Despite the film’s grossly cataclysmic opening, the bulk of the film depends almost entirely on discourse from one council office to the next. It reels out like the European counterpart to All the Presidents Men for the underprivileged Mussolini generation. In a sense, it’s Rosi’s ulterior political agenda, to defame Italy’s hoggish money men, that remains focal. Action is secondary to the stylised deadpan performances played out impeccably by Steiger. This can, at times, completely alienate Rosi’s audience. The text heavy narrative delves deep into the mirth of governmental workings to an almost journalistic, documentary-style degree. It almost seems too believable to enjoy.
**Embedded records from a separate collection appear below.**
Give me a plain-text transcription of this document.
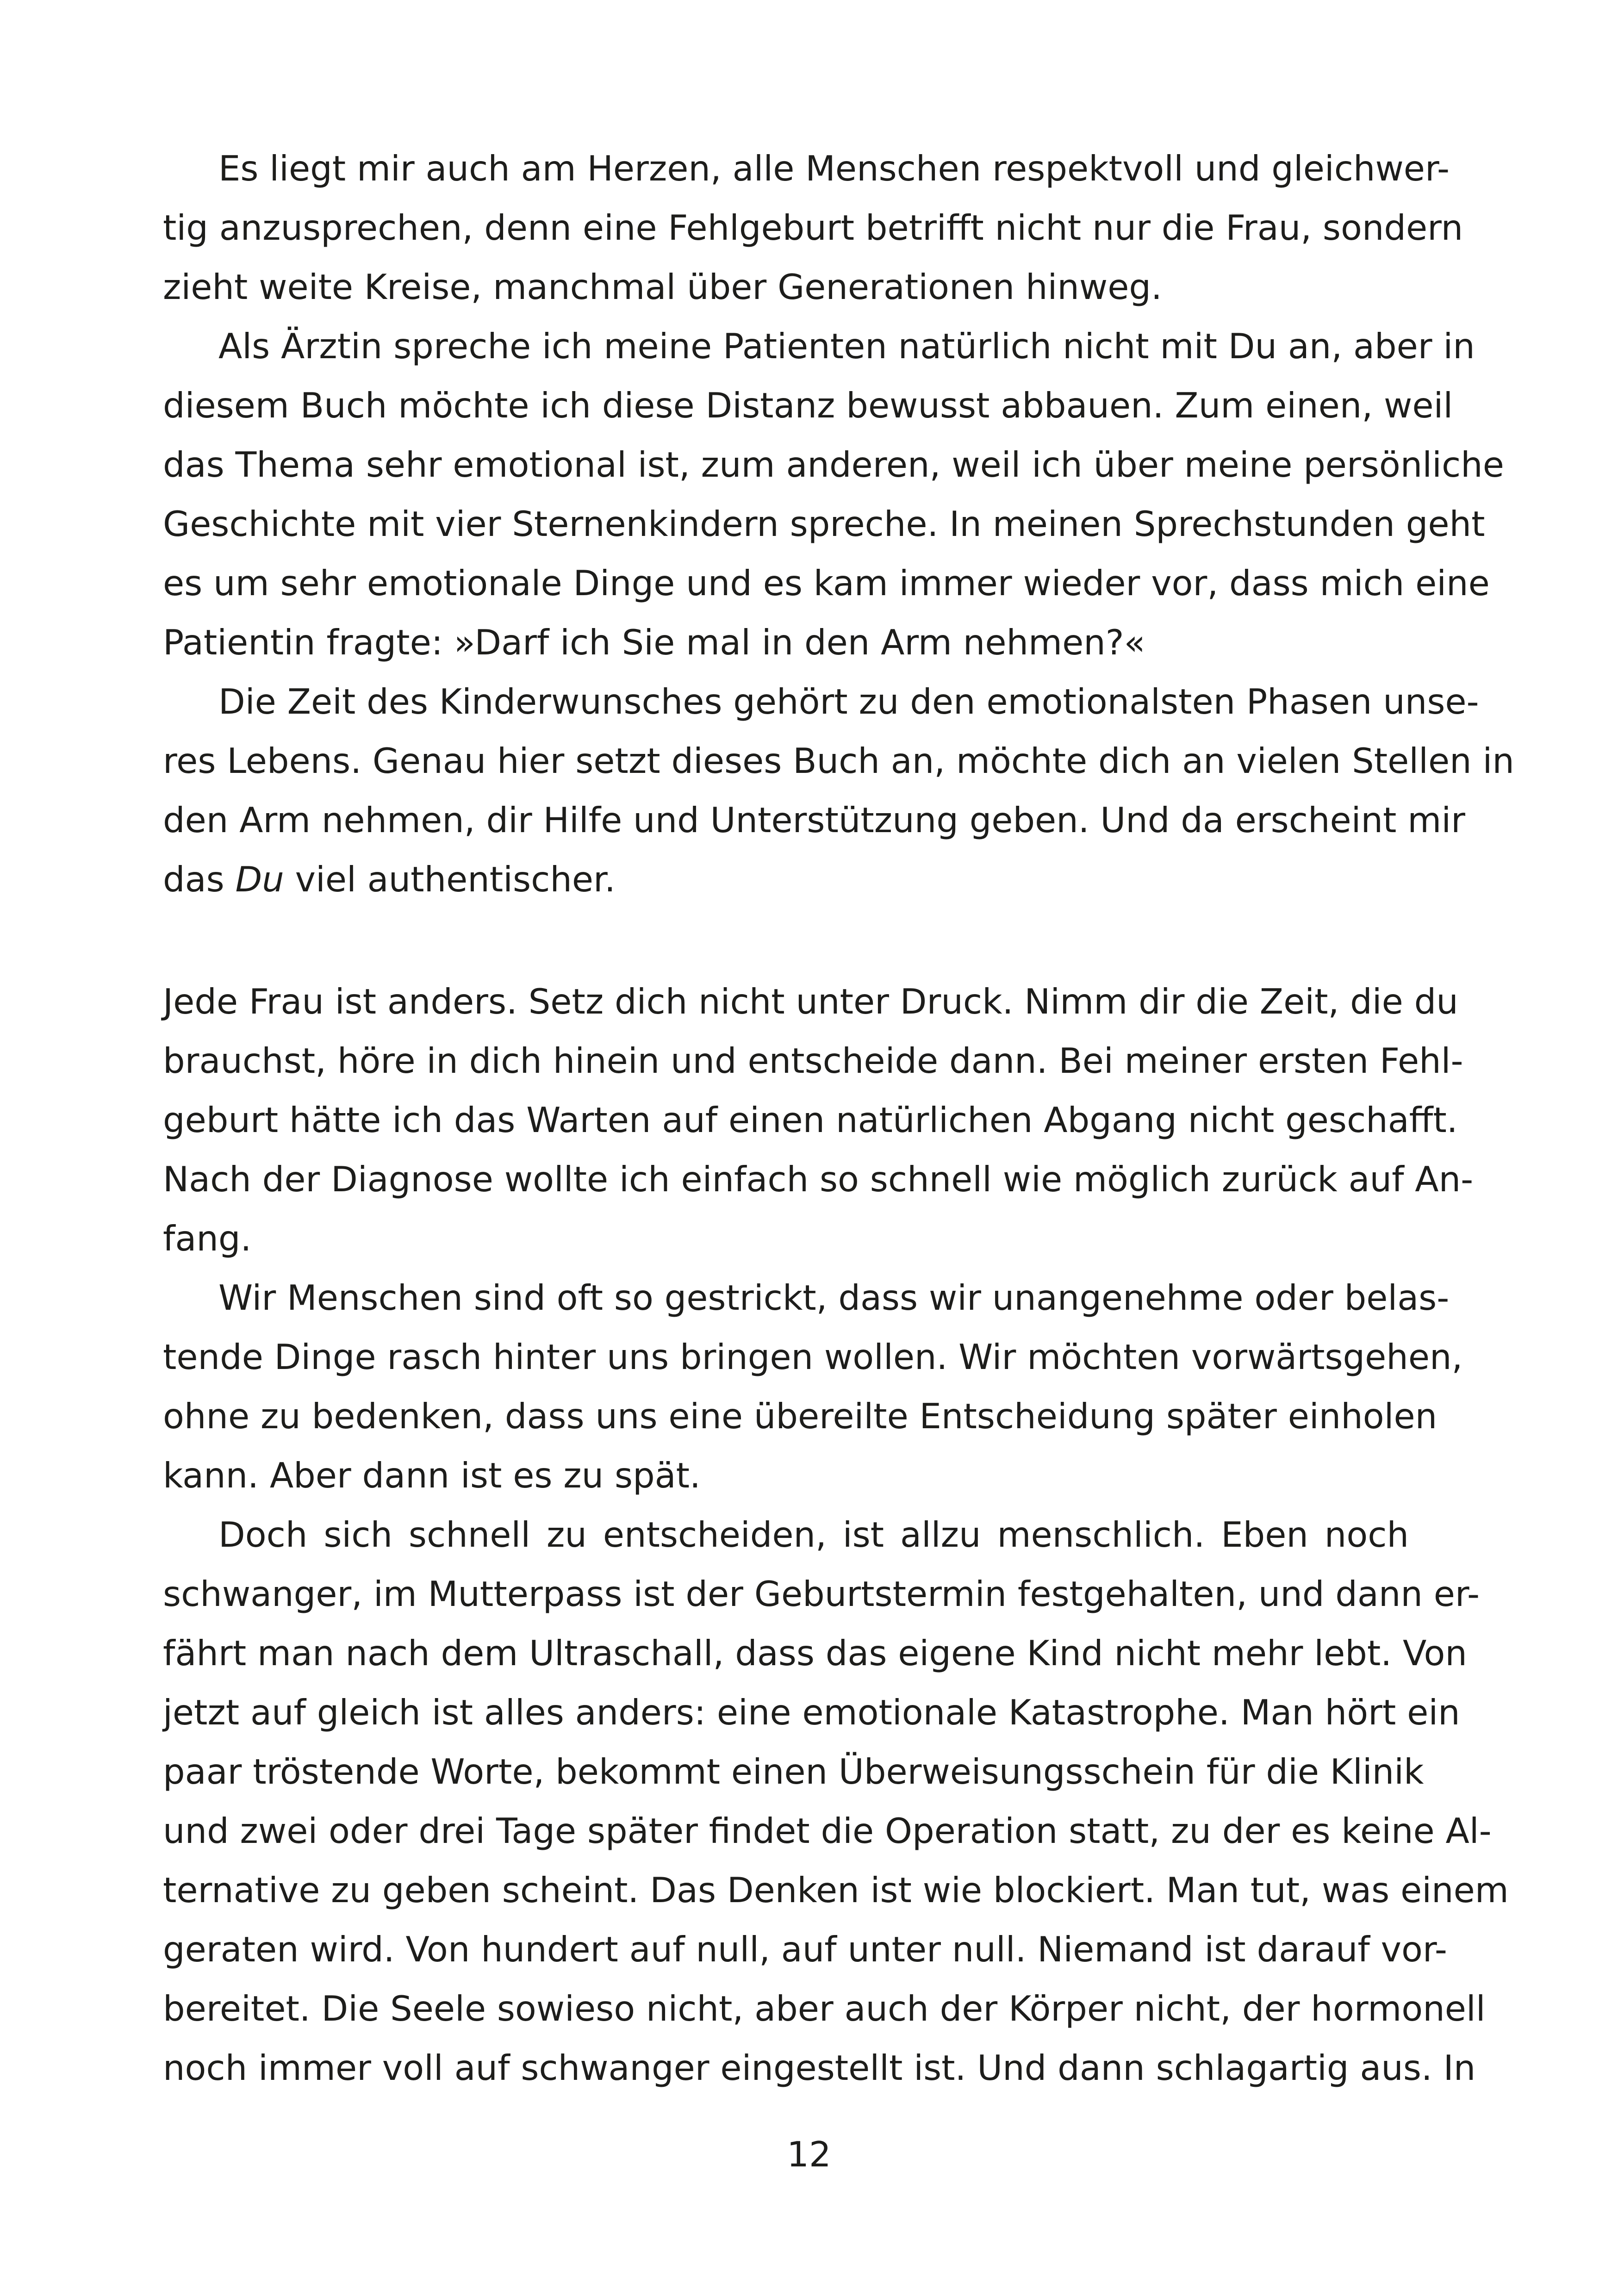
Es liegt mir auch am Herzen, alle Menschen respektvoll und gleichwer-
tig anzusprechen, denn eine Fehlgeburt betrifft nicht nur die Frau, sondern
zieht weite Kreise, manchmal über Generationen hinweg.
Als Ärztin spreche ich meine Patienten natürlich nicht mit Du an, aber in
diesem Buch möchte ich diese Distanz bewusst abbauen. Zum einen, weil
das Thema sehr emotional ist, zum anderen, weil ich über meine persönliche
Geschichte mit vier Sternenkindern spreche. In meinen Sprechstunden geht
es um sehr emotionale Dinge und es kam immer wieder vor, dass mich eine
Patientin fragte: »Darf ich Sie mal in den Arm nehmen?«
Die Zeit des Kinderwunsches gehört zu den emotionalsten Phasen unse-
res Lebens. Genau hier setzt dieses Buch an, möchte dich an vielen Stellen in
den Arm nehmen, dir Hilfe und Unterstützung geben. Und da erscheint mir
das Du viel authentischer.
Jede Frau ist anders. Setz dich nicht unter Druck. Nimm dir die Zeit, die du
brauchst, höre in dich hinein und entscheide dann. Bei meiner ersten Fehl-
geburt hätte ich das Warten auf einen natürlichen Abgang nicht geschafft.
Nach der Diagnose wollte ich einfach so schnell wie möglich zurück auf An-
fang.
Wir Menschen sind oft so gestrickt, dass wir unangenehme oder belas-
tende Dinge rasch hinter uns bringen wollen. Wir möchten vorwärtsgehen,
ohne zu bedenken, dass uns eine übereilte Entscheidung später einholen
kann. Aber dann ist es zu spät.
Doch sich schnell zu entscheiden, ist allzu menschlich. Eben noch
schwanger, im Mutterpass ist der Geburtstermin festgehalten, und dann er-
fährt man nach dem Ultraschall, dass das eigene Kind nicht mehr lebt. Von
jetzt auf gleich ist alles anders: eine emotionale Katastrophe. Man hört ein
paar tröstende Worte, bekommt einen Überweisungsschein für die Klinik
und zwei oder drei Tage später findet die Operation statt, zu der es keine Al-
ternative zu geben scheint. Das Denken ist wie blockiert. Man tut, was einem
geraten wird. Von hundert auf null, auf unter null. Niemand ist darauf vor-
bereitet. Die Seele sowieso nicht, aber auch der Körper nicht, der hormonell
noch immer voll auf schwanger eingestellt ist. Und dann schlagartig aus. In
12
Lines between reality and fantasy become a massive blur. In fact, Rosi took it upon himself to prove the picture’s basis in fiction by including a disclaimer outlining the film’s founding on hypothetical events. If not for the masterful aesthetic – the bold, unfaltering craftsmanship of the choreography – Hands over the City may have fallen victim to its own cleverness. Nonetheless, Rosi’s belligerent account of capitalist indecency in a war beaten democracy is as significant today as it was on its initial release.